28 Luglio 2018 - 20:20 di [ Articolo letto: 0 volte ]

Leonardo Bonucci è molto vicino al ritorno alla Juventus, con il Milan si parla di scambio alla pari con Mattia Caldara, a cui va aggiunto il prestito oneroso di Gonzalo Higuain, a cui anche il Chelsea di Maurizio Sarri sta facendo una corte serrata.

Se la tifoseria milanista è in ampia maggioranza concorde a lasciare partire il numero 19 e capitano, la tifoseria bianconera si divide tra chi sarebbe disposto al perdono e a riabbracciare il Figliol Prodigo, dopo la traumatica separazione dell’estate scorsa e chi non ne vuole proprio sapere: troppo inaspettato il suo addio di un anno fa, per giunta andando a giocare in una rivale storica con tanto di fascia di capitano, troppo doloroso il voltafaccia di colui che sembrava potesse essere un nuovo stendardo della Juventus, che avrebbe raccolto l’eredità di Gianluigi Buffon come bandiera dei prossimi anni.

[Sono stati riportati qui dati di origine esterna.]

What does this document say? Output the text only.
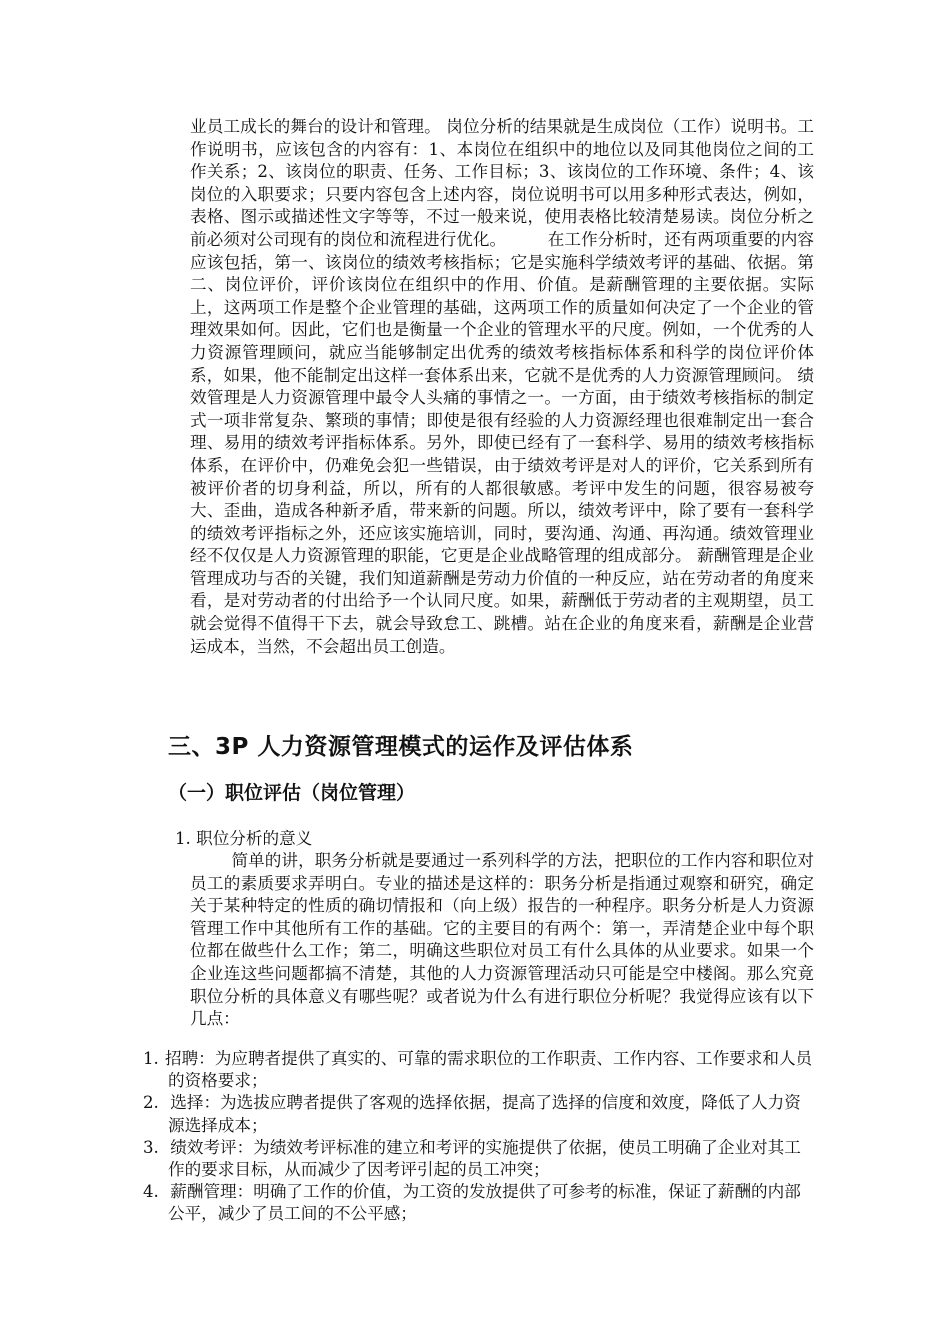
业员工成长的舞台的设计和管理。 岗位分析的结果就是生成岗位（工作）说明书。工作说明书，应该包含的内容有：1、本岗位在组织中的地位以及同其他岗位之间的工作关系；2、该岗位的职责、任务、工作目标；3、该岗位的工作环境、条件；4、该岗位的入职要求；只要内容包含上述内容，岗位说明书可以用多种形式表达，例如，表格、图示或描述性文字等等，不过一般来说，使用表格比较清楚易读。岗位分析之前必须对公司现有的岗位和流程进行优化。　　　在工作分析时，还有两项重要的内容应该包括，第一、该岗位的绩效考核指标；它是实施科学绩效考评的基础、依据。第二、岗位评价，评价该岗位在组织中的作用、价值。是薪酬管理的主要依据。实际上，这两项工作是整个企业管理的基础，这两项工作的质量如何决定了一个企业的管理效果如何。因此，它们也是衡量一个企业的管理水平的尺度。例如，一个优秀的人力资源管理顾问，就应当能够制定出优秀的绩效考核指标体系和科学的岗位评价体系，如果，他不能制定出这样一套体系出来，它就不是优秀的人力资源管理顾问。 绩效管理是人力资源管理中最令人头痛的事情之一。一方面，由于绩效考核指标的制定式一项非常复杂、繁琐的事情；即使是很有经验的人力资源经理也很难制定出一套合理、易用的绩效考评指标体系。另外，即使已经有了一套科学、易用的绩效考核指标体系，在评价中，仍难免会犯一些错误，由于绩效考评是对人的评价，它关系到所有被评价者的切身利益，所以，所有的人都很敏感。考评中发生的问题，很容易被夸大、歪曲，造成各种新矛盾，带来新的问题。所以，绩效考评中，除了要有一套科学的绩效考评指标之外，还应该实施培训，同时，要沟通、沟通、再沟通。绩效管理业经不仅仅是人力资源管理的职能，它更是企业战略管理的组成部分。 薪酬管理是企业管理成功与否的关键，我们知道薪酬是劳动力价值的一种反应，站在劳动者的角度来看，是对劳动者的付出给予一个认同尺度。如果，薪酬低于劳动者的主观期望，员工就会觉得不值得干下去，就会导致怠工、跳槽。站在企业的角度来看，薪酬是企业营运成本，当然，不会超出员工创造。

三、3P 人力资源管理模式的运作及评估体系
（一）职位评估（岗位管理）

1. 职位分析的意义

简单的讲，职务分析就是要通过一系列科学的方法，把职位的工作内容和职位对员工的素质要求弄明白。专业的描述是这样的：职务分析是指通过观察和研究，确定关于某种特定的性质的确切情报和（向上级）报告的一种程序。职务分析是人力资源管理工作中其他所有工作的基础。它的主要目的有两个：第一，弄清楚企业中每个职位都在做些什么工作；第二，明确这些职位对员工有什么具体的从业要求。如果一个企业连这些问题都搞不清楚，其他的人力资源管理活动只可能是空中楼阁。那么究竟职位分析的具体意义有哪些呢？或者说为什么有进行职位分析呢？我觉得应该有以下几点：

1. 招聘：为应聘者提供了真实的、可靠的需求职位的工作职责、工作内容、工作要求和人员的资格要求；
2. 选择：为选拔应聘者提供了客观的选择依据，提高了选择的信度和效度，降低了人力资源选择成本；
3. 绩效考评：为绩效考评标准的建立和考评的实施提供了依据，使员工明确了企业对其工作的要求目标，从而减少了因考评引起的员工冲突；
4. 薪酬管理：明确了工作的价值，为工资的发放提供了可参考的标准，保证了薪酬的内部公平，减少了员工间的不公平感；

Vediamo velocemente i motivi dei PRO e i CONTRO dei tifosi

PRO

  1. Bonucci rappresenta ancora il meglio in circolazione, cioè un giocatore cresciuto tantissimo sotto la gestione di Antonio Conte prima e Massimiliano Allegri poi, inanellando stagioni ad alto livello e arrivando ad essere uno dei migliori difensori sul panorama internazionale, tanto da essere apprezzato anche in Champions League (il naufragio collettivo di Cardiff non cancella ciò che di buono è stato fatto in precedenza) e in Nazionale (strepitoso agli Europei 2016, in ogni aspetto: difensivo, di impostazione, di leadership). Una brutta annata al Milan, in un contesto nuovo e diverso e nelle circostanze in cui si è realizzato, non può trasformare un top player in un bidone.
  2. Il difensore viterbese ha 31 anni ed ha ancora molto da dare, le sue caratteristiche di impostazione e visione di gioco sarebbero un’arma in più per la Juventus, che l’anno scorso faticò non poco nella costruzione della manovra in assenza di Pjanic. Tra i difensori bianconeri attuali, nessuno ha le caratteristiche di Bonucci. Dunque perché non provare?
  3. Il difensore della Nazionale conosce a memoria l’ambiente Juve, ne conosce la mentalità e le ambizioni, tanto da averle incarnate negli anni scorsi. Ritroverebbe i vecchi amici Chiellini e Barzagli (anche se quest’ultimo dovrebbe accomodarsi in panchina) e il suo vecchio gruppo, Allegri ha già dato l’ok all’operazione, segno che le frizioni dell’anno scorso sembrano davvero superate una volta per tutte.

 

CONTRO

  1. Buona parte della tifoseria bianconera si sente ancora scottata e tradita dal suo addio, in queste ultime ore il web sta tracimando commenti colmi d’ira e di risentimento. L’esultanza di Bonucci al suo gol del pareggio un anno fa allo Stadium non è stato altro che alcool sul fuoco. Ad un ambiente eccitato per l’arrivo di Cristiano Ronaldo farebbe da contrappeso la palese ostilità al numero 19, con il serio rischio che per tutto l’anno Leo si troverebbe bersagliato dal “fuoco amico”.
  2. Mattia Caldara sarebbe l’agnello sacrificale per consentire il ritorno, ma l’ex atalantino è visto come un giovane prospetto con un roseo avvenire davanti a sé, sia in bianconero sia in azzurro e la tifoseria se lo tiene ben stretto. Classe 1994, ha il tempo dalla sua parte, per poter diventare un vero campione, giocare e imparare dai sette volte campione d’Italia sarebbe la strada più giusta da seguire.